Der Bundesrat soll die Zahl der Plastikverpackungen «erheblich» reduzieren. Das fordert die ständerätliche Umweltkommission. Einstimmig nahm sie Anfang April einen Vorstoss für «weniger Plastikmüll» an.
Alle Grossverteiler versprechen, künftig weniger Kunststoffverpackungen zu verwenden. Aldi verzichtet in deutschen Supermärkten neu darauf, Gurken in Plastikfolie einzuschweissen. In der Schweiz verkauft heute die Migros viele Bio-Produkte wie Nektarinen oder Avocados ohne Plastikverpackungen. Coop hat laut eigenen Angaben seit 2012 19 000 Tonnen Verpackungsmaterial eingespart oder «ökologisch optimiert». Yves Zenger von Greenpeace will alle Einwegverpackungen aus Plastik abschaffen: «Nur Mehrwegsysteme sind ökologisch sinnvoll.»
Abfallexperte Rainer Bunge ärgern «undifferenzierte» Vorstösse. Der Professor für Umwelttechnik der Hochschule Rapperswil warnt davor, «Plastikverpackungen generell zu verteufeln». Für saldo hat die Hochschule die Umweltfolgen von Plastikverpackungen an drei Beispielen berechnet. Daraus ergibt sich ihre Ökobilanz.
Ergebnis: Eine dünne Folie aus Polyethylen verbessert die Ökobilanz einer Salatgurke gegenüber dem unverpackten Lebensmittel um 5 Prozent, die von Bündnerfleisch um 8 Prozent und die von Schnittkäse um über 5 Prozent. Grund: Die Verpackung macht den Inhalt haltbarer. So hält sich Bündnerfleisch gemäss Bunge vakuumverpackt 16 statt 7 Tage.
Die Folgen der längeren Haltbarkeit: Händler werfen laut zwei Studien nur 4,6 Prozent verpackte Gurken weg statt 9,4 Prozent unverpackte. Bei Bündnerfleisch sinke der Abfall von 12 auf 3 Prozent, bei Schnittkäse von 5 auf 0,1 Prozent. Diese Abfallquoten basieren auf zwei Studien aus Österreich von 2015 und 2017. Forscher prüften bei rund 1200 Lieferungen, wie viele Lebensmittel Supermärkte aus dem Verkehr zogen. Laut Bunge verringern Folien den Lebensmittelabfall auch in Privathaushalten. Dazu fehlen allerdings noch genaue Daten.

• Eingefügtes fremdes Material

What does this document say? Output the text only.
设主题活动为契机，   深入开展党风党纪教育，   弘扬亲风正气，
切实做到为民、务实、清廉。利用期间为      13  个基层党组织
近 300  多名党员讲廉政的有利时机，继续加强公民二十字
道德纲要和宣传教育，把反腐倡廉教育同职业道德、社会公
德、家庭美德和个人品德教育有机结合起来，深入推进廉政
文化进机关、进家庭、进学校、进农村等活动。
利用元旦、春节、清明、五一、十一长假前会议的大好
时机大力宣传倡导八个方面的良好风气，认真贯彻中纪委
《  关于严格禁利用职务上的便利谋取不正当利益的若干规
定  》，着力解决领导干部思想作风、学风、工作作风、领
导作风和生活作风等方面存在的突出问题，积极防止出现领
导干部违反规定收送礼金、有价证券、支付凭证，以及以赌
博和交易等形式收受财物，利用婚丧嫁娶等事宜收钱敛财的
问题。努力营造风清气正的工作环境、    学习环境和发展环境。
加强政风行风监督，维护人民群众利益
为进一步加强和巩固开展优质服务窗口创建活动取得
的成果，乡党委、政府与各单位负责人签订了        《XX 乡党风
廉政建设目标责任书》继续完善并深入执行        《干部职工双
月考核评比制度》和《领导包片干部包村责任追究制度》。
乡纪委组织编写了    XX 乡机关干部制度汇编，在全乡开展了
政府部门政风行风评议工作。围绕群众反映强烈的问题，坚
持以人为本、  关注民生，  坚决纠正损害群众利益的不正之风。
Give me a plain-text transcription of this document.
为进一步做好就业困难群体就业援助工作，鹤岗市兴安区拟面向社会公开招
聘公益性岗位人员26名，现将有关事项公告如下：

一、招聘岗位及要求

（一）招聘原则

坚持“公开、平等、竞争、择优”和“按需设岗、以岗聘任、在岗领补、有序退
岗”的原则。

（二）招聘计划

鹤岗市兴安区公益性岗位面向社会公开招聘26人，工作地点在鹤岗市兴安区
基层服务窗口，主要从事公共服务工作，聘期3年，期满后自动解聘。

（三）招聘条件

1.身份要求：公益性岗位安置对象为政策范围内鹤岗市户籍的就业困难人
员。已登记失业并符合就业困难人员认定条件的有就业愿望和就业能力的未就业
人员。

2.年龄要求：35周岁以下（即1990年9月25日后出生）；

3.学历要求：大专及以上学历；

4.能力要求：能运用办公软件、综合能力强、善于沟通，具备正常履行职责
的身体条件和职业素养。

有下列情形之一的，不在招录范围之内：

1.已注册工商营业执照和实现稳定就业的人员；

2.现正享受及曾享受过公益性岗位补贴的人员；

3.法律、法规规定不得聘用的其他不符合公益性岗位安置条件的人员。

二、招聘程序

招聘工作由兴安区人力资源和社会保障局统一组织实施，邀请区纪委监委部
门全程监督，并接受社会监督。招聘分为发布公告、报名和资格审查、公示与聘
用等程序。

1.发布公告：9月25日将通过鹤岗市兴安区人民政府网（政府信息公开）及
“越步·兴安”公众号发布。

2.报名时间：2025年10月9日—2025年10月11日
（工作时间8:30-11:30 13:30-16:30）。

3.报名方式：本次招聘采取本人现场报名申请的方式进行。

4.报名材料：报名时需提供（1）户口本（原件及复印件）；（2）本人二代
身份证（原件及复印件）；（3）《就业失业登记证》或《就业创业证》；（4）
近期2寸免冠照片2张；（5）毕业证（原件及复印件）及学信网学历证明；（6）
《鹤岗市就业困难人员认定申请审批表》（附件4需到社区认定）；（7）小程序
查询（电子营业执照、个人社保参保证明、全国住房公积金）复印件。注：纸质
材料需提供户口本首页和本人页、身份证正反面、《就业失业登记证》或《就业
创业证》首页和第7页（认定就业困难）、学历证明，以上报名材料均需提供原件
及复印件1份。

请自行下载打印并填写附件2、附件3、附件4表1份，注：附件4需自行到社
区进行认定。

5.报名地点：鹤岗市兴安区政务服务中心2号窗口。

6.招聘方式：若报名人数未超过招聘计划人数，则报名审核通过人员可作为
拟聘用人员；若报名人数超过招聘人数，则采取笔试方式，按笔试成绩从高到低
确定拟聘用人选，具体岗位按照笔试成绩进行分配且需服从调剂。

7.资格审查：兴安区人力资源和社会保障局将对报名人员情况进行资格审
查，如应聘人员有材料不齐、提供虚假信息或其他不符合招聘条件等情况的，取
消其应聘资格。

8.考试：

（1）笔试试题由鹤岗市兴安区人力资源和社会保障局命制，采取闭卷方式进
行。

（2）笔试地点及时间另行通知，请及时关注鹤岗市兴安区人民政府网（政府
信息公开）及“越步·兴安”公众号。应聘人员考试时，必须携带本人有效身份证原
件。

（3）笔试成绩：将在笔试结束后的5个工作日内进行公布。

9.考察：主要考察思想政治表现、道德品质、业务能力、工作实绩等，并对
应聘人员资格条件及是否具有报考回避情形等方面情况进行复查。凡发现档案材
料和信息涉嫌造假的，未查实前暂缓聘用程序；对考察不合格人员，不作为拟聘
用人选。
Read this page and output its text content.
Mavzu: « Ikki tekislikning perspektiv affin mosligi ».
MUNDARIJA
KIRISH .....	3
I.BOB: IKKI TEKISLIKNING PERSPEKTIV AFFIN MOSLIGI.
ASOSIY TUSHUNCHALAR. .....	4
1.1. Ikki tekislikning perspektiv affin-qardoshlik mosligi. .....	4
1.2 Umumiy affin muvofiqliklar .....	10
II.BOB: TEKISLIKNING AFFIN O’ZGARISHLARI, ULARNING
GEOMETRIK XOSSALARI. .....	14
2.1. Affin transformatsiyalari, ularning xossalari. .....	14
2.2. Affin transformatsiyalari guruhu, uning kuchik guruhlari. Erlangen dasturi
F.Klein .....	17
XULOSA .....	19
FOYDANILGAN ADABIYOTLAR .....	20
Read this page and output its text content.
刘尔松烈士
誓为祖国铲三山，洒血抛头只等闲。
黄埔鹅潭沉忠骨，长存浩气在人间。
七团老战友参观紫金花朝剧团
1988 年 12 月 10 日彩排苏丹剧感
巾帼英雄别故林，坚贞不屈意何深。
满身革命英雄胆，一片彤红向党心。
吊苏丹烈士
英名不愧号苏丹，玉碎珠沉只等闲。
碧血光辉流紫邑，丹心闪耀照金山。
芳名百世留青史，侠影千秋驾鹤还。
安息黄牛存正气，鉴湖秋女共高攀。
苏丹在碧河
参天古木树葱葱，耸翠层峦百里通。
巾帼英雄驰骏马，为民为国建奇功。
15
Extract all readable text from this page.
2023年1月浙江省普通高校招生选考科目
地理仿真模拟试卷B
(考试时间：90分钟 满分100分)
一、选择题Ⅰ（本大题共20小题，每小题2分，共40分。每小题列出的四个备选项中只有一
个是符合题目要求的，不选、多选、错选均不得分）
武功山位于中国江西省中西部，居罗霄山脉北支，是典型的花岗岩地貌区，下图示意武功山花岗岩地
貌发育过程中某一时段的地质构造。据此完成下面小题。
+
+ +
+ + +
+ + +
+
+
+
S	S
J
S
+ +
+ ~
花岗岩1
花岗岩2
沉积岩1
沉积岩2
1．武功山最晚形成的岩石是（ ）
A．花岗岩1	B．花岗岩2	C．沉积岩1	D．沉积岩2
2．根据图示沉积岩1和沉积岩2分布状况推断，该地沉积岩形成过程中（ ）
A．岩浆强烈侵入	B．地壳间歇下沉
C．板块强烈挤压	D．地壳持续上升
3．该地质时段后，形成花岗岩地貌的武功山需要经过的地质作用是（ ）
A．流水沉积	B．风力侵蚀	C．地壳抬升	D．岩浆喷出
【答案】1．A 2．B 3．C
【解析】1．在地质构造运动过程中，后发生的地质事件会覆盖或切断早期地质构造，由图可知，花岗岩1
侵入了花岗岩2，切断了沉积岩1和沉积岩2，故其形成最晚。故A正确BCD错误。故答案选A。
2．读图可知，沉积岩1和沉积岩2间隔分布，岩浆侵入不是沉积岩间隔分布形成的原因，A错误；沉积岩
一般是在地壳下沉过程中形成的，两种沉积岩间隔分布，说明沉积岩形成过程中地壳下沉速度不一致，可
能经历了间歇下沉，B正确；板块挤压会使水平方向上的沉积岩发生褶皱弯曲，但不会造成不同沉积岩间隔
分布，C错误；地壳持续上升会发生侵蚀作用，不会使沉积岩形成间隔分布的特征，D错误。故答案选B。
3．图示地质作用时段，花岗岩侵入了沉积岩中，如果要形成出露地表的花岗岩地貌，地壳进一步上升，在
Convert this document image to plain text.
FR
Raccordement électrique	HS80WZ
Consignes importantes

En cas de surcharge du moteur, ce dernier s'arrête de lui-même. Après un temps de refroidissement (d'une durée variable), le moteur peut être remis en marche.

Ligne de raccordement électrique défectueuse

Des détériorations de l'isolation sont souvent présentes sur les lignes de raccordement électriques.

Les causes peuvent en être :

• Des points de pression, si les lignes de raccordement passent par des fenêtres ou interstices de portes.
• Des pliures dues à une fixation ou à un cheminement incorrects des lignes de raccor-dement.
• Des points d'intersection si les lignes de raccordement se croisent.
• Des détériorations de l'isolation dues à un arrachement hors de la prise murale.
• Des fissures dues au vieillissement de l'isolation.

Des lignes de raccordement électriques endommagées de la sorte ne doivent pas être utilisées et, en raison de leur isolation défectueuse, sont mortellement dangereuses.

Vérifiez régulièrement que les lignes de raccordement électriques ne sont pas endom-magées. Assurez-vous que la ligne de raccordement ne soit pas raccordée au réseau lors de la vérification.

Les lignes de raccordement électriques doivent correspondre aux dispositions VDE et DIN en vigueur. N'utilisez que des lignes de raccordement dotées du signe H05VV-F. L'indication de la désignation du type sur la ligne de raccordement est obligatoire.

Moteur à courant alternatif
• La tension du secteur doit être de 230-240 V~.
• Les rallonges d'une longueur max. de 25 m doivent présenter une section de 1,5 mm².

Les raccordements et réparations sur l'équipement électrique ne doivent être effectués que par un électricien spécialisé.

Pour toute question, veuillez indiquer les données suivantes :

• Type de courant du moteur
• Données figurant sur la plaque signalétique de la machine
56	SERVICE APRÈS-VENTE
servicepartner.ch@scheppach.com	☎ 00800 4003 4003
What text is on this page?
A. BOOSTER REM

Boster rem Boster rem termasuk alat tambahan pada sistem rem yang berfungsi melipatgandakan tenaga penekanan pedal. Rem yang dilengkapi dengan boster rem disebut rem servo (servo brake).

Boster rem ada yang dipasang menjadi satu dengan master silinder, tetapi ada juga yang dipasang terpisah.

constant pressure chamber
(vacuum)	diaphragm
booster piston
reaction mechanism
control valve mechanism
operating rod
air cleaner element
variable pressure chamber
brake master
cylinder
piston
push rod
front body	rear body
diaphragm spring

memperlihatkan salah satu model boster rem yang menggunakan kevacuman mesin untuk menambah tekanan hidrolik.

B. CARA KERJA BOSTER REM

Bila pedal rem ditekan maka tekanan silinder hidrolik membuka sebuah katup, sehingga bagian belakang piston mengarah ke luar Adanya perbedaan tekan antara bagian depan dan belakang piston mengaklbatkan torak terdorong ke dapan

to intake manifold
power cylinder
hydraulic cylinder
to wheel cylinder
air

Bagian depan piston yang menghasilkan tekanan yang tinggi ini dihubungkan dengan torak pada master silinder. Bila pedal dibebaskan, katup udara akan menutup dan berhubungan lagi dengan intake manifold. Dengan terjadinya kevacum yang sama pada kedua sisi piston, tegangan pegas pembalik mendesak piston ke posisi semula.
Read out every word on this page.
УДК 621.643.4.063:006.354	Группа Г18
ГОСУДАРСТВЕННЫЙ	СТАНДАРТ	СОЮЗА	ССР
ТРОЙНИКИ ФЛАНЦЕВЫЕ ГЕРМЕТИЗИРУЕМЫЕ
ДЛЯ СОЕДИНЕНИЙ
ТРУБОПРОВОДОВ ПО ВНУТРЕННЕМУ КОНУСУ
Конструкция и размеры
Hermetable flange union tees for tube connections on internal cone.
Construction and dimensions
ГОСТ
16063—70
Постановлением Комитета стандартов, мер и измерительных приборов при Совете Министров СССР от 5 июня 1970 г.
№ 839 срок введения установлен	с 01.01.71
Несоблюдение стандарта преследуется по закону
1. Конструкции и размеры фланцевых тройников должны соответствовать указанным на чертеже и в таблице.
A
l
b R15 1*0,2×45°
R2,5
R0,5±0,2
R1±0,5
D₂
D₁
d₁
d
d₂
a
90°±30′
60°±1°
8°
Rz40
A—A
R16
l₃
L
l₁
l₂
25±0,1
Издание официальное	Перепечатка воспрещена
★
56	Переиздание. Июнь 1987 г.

Für die Ökobilanz ist gemäss dem Forscher entscheidend, dass die Herstellung und Beseitigung von Plastikverpackungen viel weniger Umweltschäden verursacht als die Lebensmittelproduktion, die durch den geringeren Lebensmittelabfall verhindert wird. Zum Beispiel schädigt die Herstellung einer 480 Gramm schweren Salatgurke die Umwelt unter dem Strich so stark wie eine Autofahrt über 4,8 Kilometer. Die Herstellung einer ein Gramm schweren Plastikfolie für die Gurke entspricht nur einer Autofahrt von drei Metern. Die Beseitigung der Folie hat sogar einen kleinen positiven Umwelteffekt. Denn die Plastikverpackungen landen im gut funktionierenden Schweizer Entsorgungssystem fast immer in der Kehrichtverbrennungsanlage – und nicht in Gewässern, Böden oder im Meer. Beim Verbrennen liefert das Plastik Fernwärme und Strom und reduziert so den Bedarf aus anderen Quellen.
Yves Zenger von Greenpeace kritisiert Einwegverpackungen aus Plastik dennoch als «Scheinlösung». Grossverteiler könnten ihren Lebensmittelabfall nachhaltiger reduzieren, indem sie unverpacktes regionales Obst und Gemüse anbieten würden. Es verderbe weniger leicht als weitgereiste Importware.
Der Schaffhauser Umweltingenieur und Experte für Ökobilanzen Niels Jungbluth von der Firma ESU-Services hält diese Kritik für überzogen: «Eine Versorgung mit ausschliesslich regionalen Produkten ist unrealistisch.» Die Hälfte der in der Schweiz konsumierten Lebensmittel stamme aus dem Ausland. Für ihn ist wichtig, dass «vernünftige Verpackungen etwa Fleisch vor dem Verderben schützen». Andererseits ärgern ihn unnötige Marketingverpackungen – etwa mehrfach verpackte Schokolade oder eingeschweisste geschälte Orangen. Den Streit um die Verpackung hält er für ein Scheingefecht. Der Umwelt bringe es mehr, aufs Fliegen zu verzichten, weniger Fleisch zu essen oder weniger Auto zu fahren.